Our objective is to implement certain automated data analysis procedures capable of running analysis for all the PV plants under management. This is done to further develop machine-learning-based decision-making and automated processes, which help us to constantly improve our services for our clients.
“No doubt, that AI will become a key component going forward, as it offers exceptional solutions for the main challenges when operating and maintaining solar assets. We are seeing in our day to day application of AI a high accuracy of the data analysis as well as efficiency in deploying the AI applications.” says Sebastian Nieding, Head of Technical Operations of ENcome Group.
One of ENcome’s approaches in using AI, is focussing on orientation detection: Orientation detection categorizes strings and inverters in a variety of clusters. Thus, alarm handling and monitoring processes are becoming more precise and case-sensitive. This can bridge the gap between actual monitoring data and the lack of accurate as-built documents. Overall, the results of the analysis show high accuracy, of course depending on the number of existing orientations and the quality of data.

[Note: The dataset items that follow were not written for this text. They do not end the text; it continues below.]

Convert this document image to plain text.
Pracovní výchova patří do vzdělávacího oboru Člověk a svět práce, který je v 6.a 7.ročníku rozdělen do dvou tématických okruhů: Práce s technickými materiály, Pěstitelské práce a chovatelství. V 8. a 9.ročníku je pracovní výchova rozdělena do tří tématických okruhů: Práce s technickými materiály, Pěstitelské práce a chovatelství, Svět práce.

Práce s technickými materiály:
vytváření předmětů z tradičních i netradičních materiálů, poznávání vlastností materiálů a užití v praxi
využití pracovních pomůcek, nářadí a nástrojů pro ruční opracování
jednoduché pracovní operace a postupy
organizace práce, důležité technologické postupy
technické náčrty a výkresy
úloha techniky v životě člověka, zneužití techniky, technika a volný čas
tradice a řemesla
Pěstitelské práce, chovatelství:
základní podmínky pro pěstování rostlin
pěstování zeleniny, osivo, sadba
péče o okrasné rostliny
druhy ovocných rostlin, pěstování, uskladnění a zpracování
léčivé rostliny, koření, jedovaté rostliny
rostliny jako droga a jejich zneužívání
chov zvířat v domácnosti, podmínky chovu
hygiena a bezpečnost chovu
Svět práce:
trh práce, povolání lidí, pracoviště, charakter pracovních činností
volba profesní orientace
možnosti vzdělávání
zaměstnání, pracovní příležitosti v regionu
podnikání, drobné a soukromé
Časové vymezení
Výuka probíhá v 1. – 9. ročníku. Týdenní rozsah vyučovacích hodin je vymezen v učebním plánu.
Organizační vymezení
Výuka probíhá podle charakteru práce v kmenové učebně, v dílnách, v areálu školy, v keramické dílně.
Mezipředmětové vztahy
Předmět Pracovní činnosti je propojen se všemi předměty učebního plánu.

Another machine-learning approach refers to partial shading detection. Taking advantage of clustering methods, ENcome can detect partially shaded strings with high accuracy. As our claim slogan says EVERY WATT COUNTS, any shaded string can reduce production efficiency. Therefore, ENcome is firmly committed to find and offer solutions to further increase the output of our client’s solar assets.
The ENcome Group is a leading independent service provider for the technical operation of photovoltaic power plants and the offering of respective engineering and advisory services. In managing and planning the power plants entrusted, the service of the ENcome Group focuses on maximizing short-term availability, production performance as well as long-term value.